A terra da poeira


Outrora chamada de "a terra da poeira”, Curvelo (MG) é lugar onde memórias ecoam no ar que nem canção antiga. Minha cidade natal ainda guarda encantos nostálgicos, quase místicos, dos tempos quando a passagem do automóvel "alevantava o poeirão" das suas ruas feitas de chão. Os versos da bela canção "O Galo Cantou na Serra", composta pelo curvelano Luiz Cláudio e cantada por ele (ou Nara Leão), invadem meu peito e o enchem de orgulho e saudade.

Quando fui morar em Belo Horizonte, no fim dos anos 1980, ouvi da dona da Pensão da Tia Nem, reduto dos conterrâneos na capital situado à Rua São Paulo: "seja bem-vindo a esta casa mais um filho da terra da poeira". A combinação de calor, secura e vias sem calçamento criava transtorno urbano, mas também inspirava artistas e nos ajudava a exibir um inusitado traço de pertencimento.

As partículas de solo que invadiam nossas casas, comércios, igrejas e demais recantos exigiam dos responsáveis pela limpeza em geral vigilância extra e absoluta diligência. Lembro do meu saudoso mestre Dídimo Paiva, legenda do jornalismo mineiro, compartilhando comigo a impressão maravilhada que teve ao adentar residências humildes de Curvelo, sempre impecavelmente limpas, apesar dos quintais largos e até dos pisos de terra batida.

A poeira se tornou uma parte inevitável da identidade da cidade. O hábito de salpicar água para “apagar a poeira” era ritual sagrado para alguns e a tarefa de manter ruas e casas higienizadas era hercúlea e constante. Outros se permitiam gastar mais com água da Copasa para deixar suas varandas e passeios limpos e frescos antes do anoitecer. Estes poderiam vencer o teste do correr de dedo indicador sobre superfícies lisas.
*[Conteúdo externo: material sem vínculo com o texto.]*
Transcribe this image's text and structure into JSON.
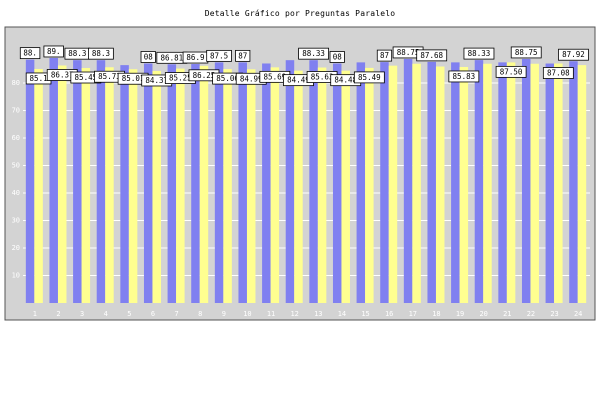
{
  "chart_data": {
    "type": "bar",
    "title": "Detalle Gráfico por Preguntas Paralelo",
    "xlabel": "",
    "ylabel": "",
    "ylim": [
      0,
      100
    ],
    "yticks": [
      10,
      20,
      30,
      40,
      50,
      60,
      70,
      80
    ],
    "grid": true,
    "categories": [
      "1",
      "2",
      "3",
      "4",
      "5",
      "6",
      "7",
      "8",
      "9",
      "10",
      "11",
      "12",
      "13",
      "14",
      "15",
      "16",
      "17",
      "18",
      "19",
      "20",
      "21",
      "22",
      "23",
      "24"
    ],
    "series": [
      {
        "color": "#8080f0",
        "values": [
          88.5,
          89.1,
          88.3,
          88.3,
          86.5,
          87.1,
          86.8,
          86.9,
          87.5,
          87.5,
          87.1,
          88.3,
          88.3,
          87.1,
          87.5,
          87.6,
          88.75,
          87.68,
          87.5,
          88.33,
          87.5,
          88.75,
          87.08,
          87.92
        ]
      },
      {
        "color": "#ffff90",
        "values": [
          85.1,
          86.37,
          85.45,
          85.73,
          85.01,
          84.37,
          85.25,
          86.25,
          85.06,
          84.99,
          85.69,
          84.49,
          85.63,
          84.48,
          85.49,
          86.3,
          87.0,
          86.0,
          85.83,
          87.0,
          87.5,
          87.0,
          87.08,
          86.5
        ]
      }
    ],
    "data_labels": [
      {
        "bar": 0,
        "series": 0,
        "text": "88."
      },
      {
        "bar": 0,
        "series": 1,
        "text": "85.1"
      },
      {
        "bar": 1,
        "series": 0,
        "text": "89."
      },
      {
        "bar": 1,
        "series": 1,
        "text": "86.37"
      },
      {
        "bar": 2,
        "series": 0,
        "text": "88.3"
      },
      {
        "bar": 2,
        "series": 1,
        "text": "85.45"
      },
      {
        "bar": 3,
        "series": 0,
        "text": "88.3"
      },
      {
        "bar": 3,
        "series": 1,
        "text": "85.73"
      },
      {
        "bar": 4,
        "series": 1,
        "text": "85.01"
      },
      {
        "bar": 5,
        "series": 0,
        "text": "08"
      },
      {
        "bar": 5,
        "series": 1,
        "text": "84.37"
      },
      {
        "bar": 6,
        "series": 0,
        "text": "86.81"
      },
      {
        "bar": 6,
        "series": 1,
        "text": "85.25"
      },
      {
        "bar": 7,
        "series": 0,
        "text": "86.9"
      },
      {
        "bar": 7,
        "series": 1,
        "text": "86.25"
      },
      {
        "bar": 8,
        "series": 0,
        "text": "87.5"
      },
      {
        "bar": 8,
        "series": 1,
        "text": "85.06"
      },
      {
        "bar": 9,
        "series": 0,
        "text": "87"
      },
      {
        "bar": 9,
        "series": 1,
        "text": "84.99"
      },
      {
        "bar": 10,
        "series": 1,
        "text": "85.69"
      },
      {
        "bar": 11,
        "series": 1,
        "text": "84.49"
      },
      {
        "bar": 12,
        "series": 0,
        "text": "88.33"
      },
      {
        "bar": 12,
        "series": 1,
        "text": "85.63"
      },
      {
        "bar": 13,
        "series": 0,
        "text": "08"
      },
      {
        "bar": 13,
        "series": 1,
        "text": "84.48"
      },
      {
        "bar": 14,
        "series": 1,
        "text": "85.49"
      },
      {
        "bar": 15,
        "series": 0,
        "text": "87"
      },
      {
        "bar": 16,
        "series": 0,
        "text": "88.75"
      },
      {
        "bar": 17,
        "series": 0,
        "text": "87.68"
      },
      {
        "bar": 18,
        "series": 1,
        "text": "85.83"
      },
      {
        "bar": 19,
        "series": 0,
        "text": "88.33"
      },
      {
        "bar": 20,
        "series": 1,
        "text": "87.50"
      },
      {
        "bar": 21,
        "series": 0,
        "text": "88.75"
      },
      {
        "bar": 22,
        "series": 1,
        "text": "87.08"
      },
      {
        "bar": 23,
        "series": 0,
        "text": "87.92"
      }
    ],
    "colors": {
      "plot_background": "#d3d3d3",
      "grid": "#ffffff",
      "axis_text": "#ffffff"
    }
  }
}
Os nossos calçados revelavam na poeira por onde passamos, das avenidas sem asfalto a vielas distantes e campo de várzea. Além disso, a poeira parecia querer nos abraçar como espírito da terra. As estradas rurais e suas brumas avermelhadas eram o ápice dessa experiência, engolindo veículos, cavalos, bois e viajantes. Na cidade, o interior da dobra das golas de camisas virava esconderijo de fujões de vassouras e paninhos. As moças nunca deixavam de levar na bolsa paninho de limpar sapato" ao sair de casa.

Também me lembro das faxinas no escritório de contabilidade de meu pai, em busca da sujeira escondida. A marquise do Edifício Virgínia, que servia como nosso camarote nos desfiles de Sete de Setembro, acumulava dunas de poeira. Mais marcante do que isso só o "colar" tatuado no pescoço com suor e o habitual pó ambiental do sertão.

Essa relação sempre prosaica com as camadas finas de território também me trouxe aflições. A poeira quase me cegou quando certo dia virei a esquina da Sete de Setembro em direção à Praça Santa Rita e um vento forte “alevantou o poeirão”, transformando minhas lentes de contato em discos cortantes. Mesmo assim, era mágico testemunhar o balé dos redemoinhos, a dar vida às lendas de seres malignos sob o sol abrasador.

Mais divertido é lembrar do folclore político. Um senador curvelano foi perguntado por repórteres ao chegar à sede do parlamento, ainda no Rio de Janeiro, como ele resolveria o problema da "poeira de Curvelo", que geralmente era respondido com pavimentação das vias. Respondeu dizendo que já estava fazendo a sua parte, trocando seus ternos brancos pelos de linho bege.

Hoje, em tempos modernos, Curvelo é cidade arborizada e urbanizada, mas a sua terra “vaporizada” ainda paira sobre as nossas mentes como neblinas de passado bom, um lembrete nostálgico e místico da “cidade da poeira” que moldou a nossa identidade e enriqueceu as nossas vidas.